Contribution of adipose tissue and de novo lipogenesis to nonalcoholic fatty liver disease (original) (raw)

Mice with peripheral insulin resistance due to adipose- and muscle-specific GLUT4 double knockout showed increased DNL accompanied by hepatic elevation of SREBP-1c and acetyl-CoA carboxylase (12). However, in these mice, increased DNL did not result in increased TAG level in the liver, nor did it increase steady-state serum levels of TAGs or NEFAs; this may be the result of a compensatory enhancement of peripheral fatty acid usage. Unlike in this animal model, such compensation is assumed to be insufficient in human subjects with type 2 diabetes (13). The reduced use of fatty acids in peripheral tissues in combination with elevated DNL may contribute to TAG accumulation in the livers of subjects with NAFLD. Muscle exercise is effective in reducing TAG accumulation in the liver not only by improving insulin resistance but also by enhancing peripheral fatty acid disposal.

The accumulation of TAGs in the liver results from an imbalance among the uptake, synthesis, export, and oxidation of fatty acids. In type 2 diabetes, secretion of VLDL is increased due to insulin resistance (14). It has been reported, however, that in NAFLD, VLDL secretion is not increased compared with secretion in controls (5). Because of methodological differences, these results cannot be directly compared. Secretion rates of hepatic VLDL should be quantified in hyperinsulinemic subjects with and without hepatic steatosis. β-oxidation of fatty acids in the liver was found to be increased in patients with NASH (15). However, the increase is not sufficient for overcoming elevated rates of hepatic TAG synthesis. The increase in NEFA oxidation may account for the apparent oxidative stress that causes hepatic injury in NAFLD.

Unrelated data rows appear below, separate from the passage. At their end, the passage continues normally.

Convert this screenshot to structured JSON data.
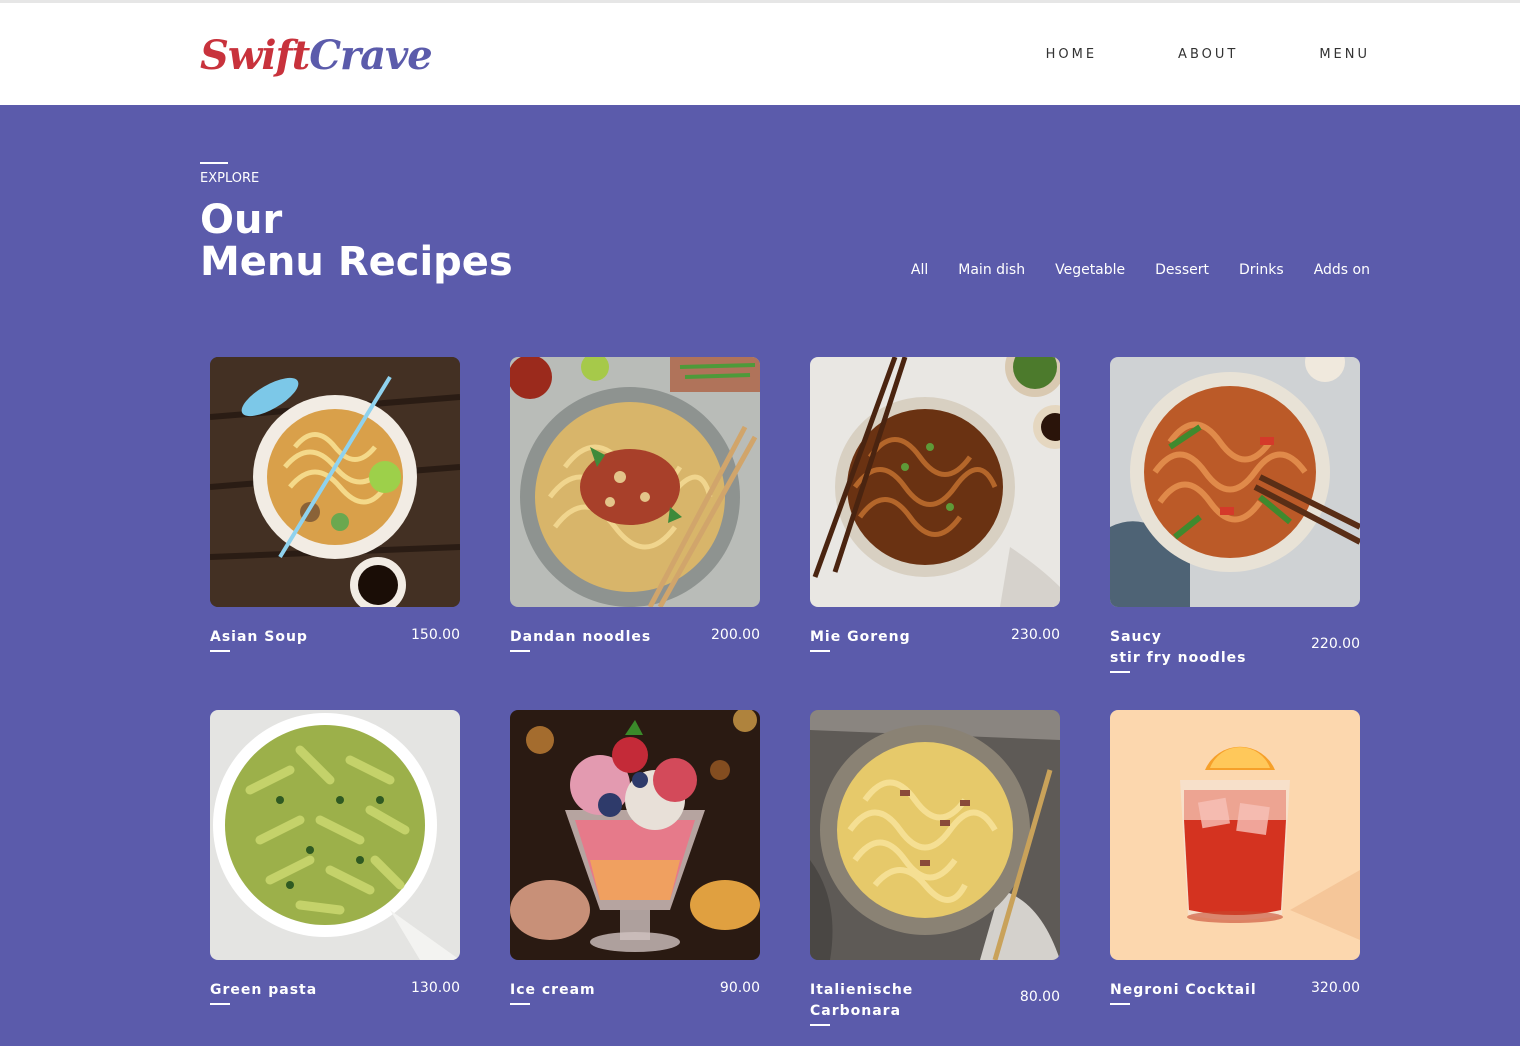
{
  "brand": {
    "part1": "Swift",
    "part2": "Crave"
  },
  "nav": [
    {
      "label": "HOME"
    },
    {
      "label": "ABOUT"
    },
    {
      "label": "MENU"
    }
  ],
  "section": {
    "eyebrow": "EXPLORE",
    "title_line1": "Our",
    "title_line2": "Menu Recipes"
  },
  "filters": [
    {
      "label": "All"
    },
    {
      "label": "Main dish"
    },
    {
      "label": "Vegetable"
    },
    {
      "label": "Dessert"
    },
    {
      "label": "Drinks"
    },
    {
      "label": "Adds on"
    }
  ],
  "menu_items": [
    {
      "name_line1": "Asian Soup",
      "name_line2": "",
      "price": "150.00",
      "image": "asian-soup-photo"
    },
    {
      "name_line1": "Dandan noodles",
      "name_line2": "",
      "price": "200.00",
      "image": "dandan-noodles-photo"
    },
    {
      "name_line1": "Mie Goreng",
      "name_line2": "",
      "price": "230.00",
      "image": "mie-goreng-photo"
    },
    {
      "name_line1": "Saucy",
      "name_line2": "stir fry noodles",
      "price": "220.00",
      "image": "stir-fry-noodles-photo"
    },
    {
      "name_line1": "Green pasta",
      "name_line2": "",
      "price": "130.00",
      "image": "green-pasta-photo"
    },
    {
      "name_line1": "Ice cream",
      "name_line2": "",
      "price": "90.00",
      "image": "ice-cream-photo"
    },
    {
      "name_line1": "Italienische",
      "name_line2": "Carbonara",
      "price": "80.00",
      "image": "carbonara-photo"
    },
    {
      "name_line1": "Negroni Cocktail",
      "name_line2": "",
      "price": "320.00",
      "image": "negroni-cocktail-photo"
    }
  ],
  "colors": {
    "brand_red": "#c8323c",
    "brand_purple": "#5b5bab",
    "background": "#5b5bab",
    "header_bg": "#ffffff"
  }
}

In the study by Donnelly et al. (2), considerable variation was present in liver TAG level as well as in the degrees of inflammation and fibrosis in the liver. In some cases of NASH, the amount of accumulated fat in the liver decreased as the disease progressed to cirrhosis (16). In addition, the degree of liver damage may influence lipid metabolism and apparent insulin sensitivity (15, 17). Thus, to clarify the earliest events in TAG accumulation precisely, metabolic analysis of patients with simple fatty liver (i.e., without hepatitis) is needed.

Donnelly et al. (2) show that the contributions of fatty acid sources of TAG in VLDL are almost the same as those for the TAG pool in the liver. Although these findings result from studies of NAFLD patients, the approach used will allow us to further investigate this in vivo biochemistry at various stages in the development of NAFLD, as well as the effects of diet, exercise, and pharmacological therapies on the disease.